Error response from daemon: invalid registry endpoint "http://docker-registry:80/v1/". HTTPS attempt: Get https://docker-registry:80/v1/_ping: dial tcp: lookup docker-registry on server misbehaving. HTTP attempt: Get http://docker-registry:80/v1/_ping: dial tcp: lookup docker-registry on server misbehaving

Must be the infamous /etc/resolv.conf issue. With boot2docker or the toolbox I would have ssh’d to the docker machine and added the necessary entries. How do I do that same thing with Docker for Mac?

In lieu of sshing to the docker machine, you can access the tty directly with a program like screen. e.g:

$ screen ~/Library/Containers/com.docker.docker/Data/com.docker.driver.amd64-linux/tty

From there you can login as root (no password) and modify /etc/hosts. Modifying /etc/resolv.conf is a fruitless effort because this file seems to be continuously overwritten at very regular intervals.

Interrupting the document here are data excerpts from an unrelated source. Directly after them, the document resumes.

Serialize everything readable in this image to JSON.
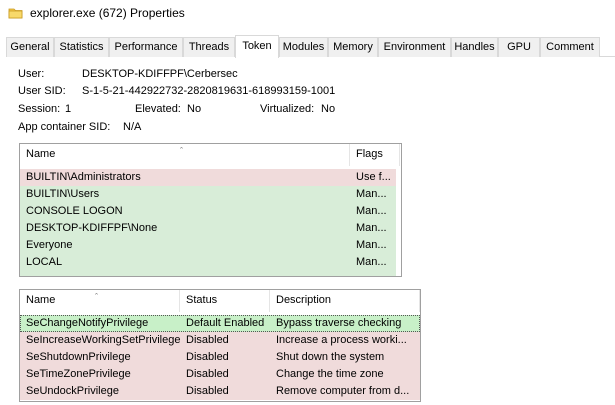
{
  "window": {
    "title": "explorer.exe (672) Properties"
  },
  "tabs": [
    {
      "label": "General"
    },
    {
      "label": "Statistics"
    },
    {
      "label": "Performance"
    },
    {
      "label": "Threads"
    },
    {
      "label": "Token"
    },
    {
      "label": "Modules"
    },
    {
      "label": "Memory"
    },
    {
      "label": "Environment"
    },
    {
      "label": "Handles"
    },
    {
      "label": "GPU"
    },
    {
      "label": "Comment"
    }
  ],
  "active_tab": "Token",
  "token": {
    "user_label": "User:",
    "user_value": "DESKTOP-KDIFFPF\\Cerbersec",
    "sid_label": "User SID:",
    "sid_value": "S-1-5-21-442922732-2820819631-618993159-1001",
    "session_label": "Session:",
    "session_value": "1",
    "elevated_label": "Elevated:",
    "elevated_value": "No",
    "virtualized_label": "Virtualized:",
    "virtualized_value": "No",
    "appcontainer_label": "App container SID:",
    "appcontainer_value": "N/A"
  },
  "groups": {
    "columns": [
      "Name",
      "Flags"
    ],
    "rows": [
      {
        "name": "BUILTIN\\Administrators",
        "flags": "Use f...",
        "state": "denied"
      },
      {
        "name": "BUILTIN\\Users",
        "flags": "Man...",
        "state": "enabled"
      },
      {
        "name": "CONSOLE LOGON",
        "flags": "Man...",
        "state": "enabled"
      },
      {
        "name": "DESKTOP-KDIFFPF\\None",
        "flags": "Man...",
        "state": "enabled"
      },
      {
        "name": "Everyone",
        "flags": "Man...",
        "state": "enabled"
      },
      {
        "name": "LOCAL",
        "flags": "Man...",
        "state": "enabled"
      }
    ]
  },
  "privileges": {
    "columns": [
      "Name",
      "Status",
      "Description"
    ],
    "rows": [
      {
        "name": "SeChangeNotifyPrivilege",
        "status": "Default Enabled",
        "description": "Bypass traverse checking",
        "state": "enabled"
      },
      {
        "name": "SeIncreaseWorkingSetPrivilege",
        "status": "Disabled",
        "description": "Increase a process worki...",
        "state": "disabled"
      },
      {
        "name": "SeShutdownPrivilege",
        "status": "Disabled",
        "description": "Shut down the system",
        "state": "disabled"
      },
      {
        "name": "SeTimeZonePrivilege",
        "status": "Disabled",
        "description": "Change the time zone",
        "state": "disabled"
      },
      {
        "name": "SeUndockPrivilege",
        "status": "Disabled",
        "description": "Remove computer from d...",
        "state": "disabled"
      }
    ]
  },
  "colors": {
    "enabled": "#d8edd8",
    "denied": "#f0dbdb",
    "default_enabled": "#c8f0c8"
  }
}
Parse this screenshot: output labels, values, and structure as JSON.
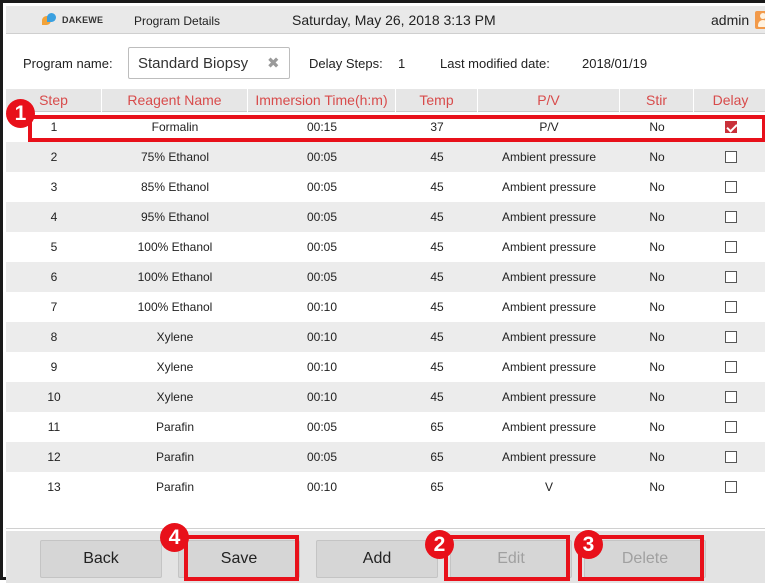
{
  "topbar": {
    "logo_text": "DAKEWE",
    "title": "Program Details",
    "datetime": "Saturday, May 26, 2018 3:13 PM",
    "user": "admin"
  },
  "info": {
    "program_name_label": "Program name:",
    "program_name_value": "Standard Biopsy",
    "delay_steps_label": "Delay Steps:",
    "delay_steps_value": "1",
    "last_modified_label": "Last modified date:",
    "last_modified_value": "2018/01/19"
  },
  "table": {
    "headers": [
      "Step",
      "Reagent Name",
      "Immersion Time(h:m)",
      "Temp",
      "P/V",
      "Stir",
      "Delay"
    ],
    "rows": [
      {
        "step": "1",
        "reagent": "Formalin",
        "time": "00:15",
        "temp": "37",
        "pv": "P/V",
        "stir": "No",
        "delay": true
      },
      {
        "step": "2",
        "reagent": "75% Ethanol",
        "time": "00:05",
        "temp": "45",
        "pv": "Ambient pressure",
        "stir": "No",
        "delay": false
      },
      {
        "step": "3",
        "reagent": "85% Ethanol",
        "time": "00:05",
        "temp": "45",
        "pv": "Ambient pressure",
        "stir": "No",
        "delay": false
      },
      {
        "step": "4",
        "reagent": "95% Ethanol",
        "time": "00:05",
        "temp": "45",
        "pv": "Ambient pressure",
        "stir": "No",
        "delay": false
      },
      {
        "step": "5",
        "reagent": "100% Ethanol",
        "time": "00:05",
        "temp": "45",
        "pv": "Ambient pressure",
        "stir": "No",
        "delay": false
      },
      {
        "step": "6",
        "reagent": "100% Ethanol",
        "time": "00:05",
        "temp": "45",
        "pv": "Ambient pressure",
        "stir": "No",
        "delay": false
      },
      {
        "step": "7",
        "reagent": "100% Ethanol",
        "time": "00:10",
        "temp": "45",
        "pv": "Ambient pressure",
        "stir": "No",
        "delay": false
      },
      {
        "step": "8",
        "reagent": "Xylene",
        "time": "00:10",
        "temp": "45",
        "pv": "Ambient pressure",
        "stir": "No",
        "delay": false
      },
      {
        "step": "9",
        "reagent": "Xylene",
        "time": "00:10",
        "temp": "45",
        "pv": "Ambient pressure",
        "stir": "No",
        "delay": false
      },
      {
        "step": "10",
        "reagent": "Xylene",
        "time": "00:10",
        "temp": "45",
        "pv": "Ambient pressure",
        "stir": "No",
        "delay": false
      },
      {
        "step": "11",
        "reagent": "Parafin",
        "time": "00:05",
        "temp": "65",
        "pv": "Ambient pressure",
        "stir": "No",
        "delay": false
      },
      {
        "step": "12",
        "reagent": "Parafin",
        "time": "00:05",
        "temp": "65",
        "pv": "Ambient pressure",
        "stir": "No",
        "delay": false
      },
      {
        "step": "13",
        "reagent": "Parafin",
        "time": "00:10",
        "temp": "65",
        "pv": "V",
        "stir": "No",
        "delay": false
      }
    ]
  },
  "buttons": {
    "back": "Back",
    "save": "Save",
    "add": "Add",
    "edit": "Edit",
    "delete": "Delete"
  },
  "annotations": {
    "badge_1": "1",
    "badge_2": "2",
    "badge_3": "3",
    "badge_4": "4"
  },
  "colors": {
    "header_text": "#d84b4b",
    "highlight": "#e8101a",
    "checked": "#c9303a"
  },
  "icons": {
    "logo": "dakewe-logo-icon",
    "clear": "clear-x-icon",
    "avatar": "user-avatar-icon",
    "checkbox": "checkbox-icon"
  }
}
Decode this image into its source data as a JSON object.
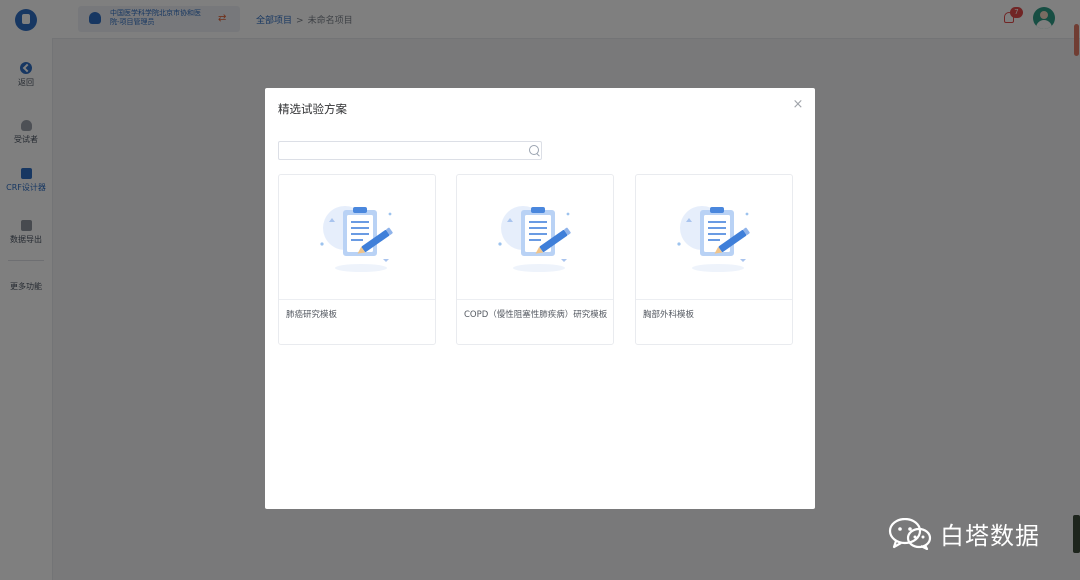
{
  "sidebar": {
    "items": [
      {
        "label": "返回",
        "icon": "back-icon"
      },
      {
        "label": "受试者",
        "icon": "user-icon"
      },
      {
        "label": "CRF设计器",
        "icon": "document-icon"
      },
      {
        "label": "数据导出",
        "icon": "folder-icon"
      },
      {
        "label": "更多功能",
        "icon": ""
      }
    ],
    "active_color": "#2f6fc4"
  },
  "header": {
    "org_name": "中国医学科学院北京市协和医院-项目管理员",
    "breadcrumb": [
      "全部项目",
      "未命名项目"
    ],
    "breadcrumb_separator": ">",
    "notification_count": "7"
  },
  "modal": {
    "title": "精选试验方案",
    "close_glyph": "×",
    "search": {
      "value": "",
      "placeholder": ""
    },
    "templates": [
      {
        "label": "肺癌研究模板"
      },
      {
        "label": "COPD（慢性阻塞性肺疾病）研究模板"
      },
      {
        "label": "胸部外科模板"
      }
    ]
  },
  "watermark": {
    "text": "白塔数据"
  },
  "colors": {
    "primary": "#2f6fc4",
    "danger": "#e24b4b",
    "overlay": "rgba(0,0,0,0.5)"
  }
}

The latest Docker for Mac betas use certs from the macOS:

  1. Open Windows Explorer, right-click the domain.crt file, and choose Install certificate. When prompted, select the following options: Store location. local machine. Place all certificates in the following store. …
  2. Click Browser and select Trusted Root Certificate Authorities.
  3. Click Finish. Restart Docker.


Thanks jack421 for the ans i was looking for the same problem.please share thease all essential knowledge like this with will be very helpful for us.adobe photoshop

You have to set it to Docker Machine’s / Boot2Docker profile file: docker-machine ssh <machine name>

nice info.

Thanks @theverything, I’m afraid the moment I do ‘set’ for config.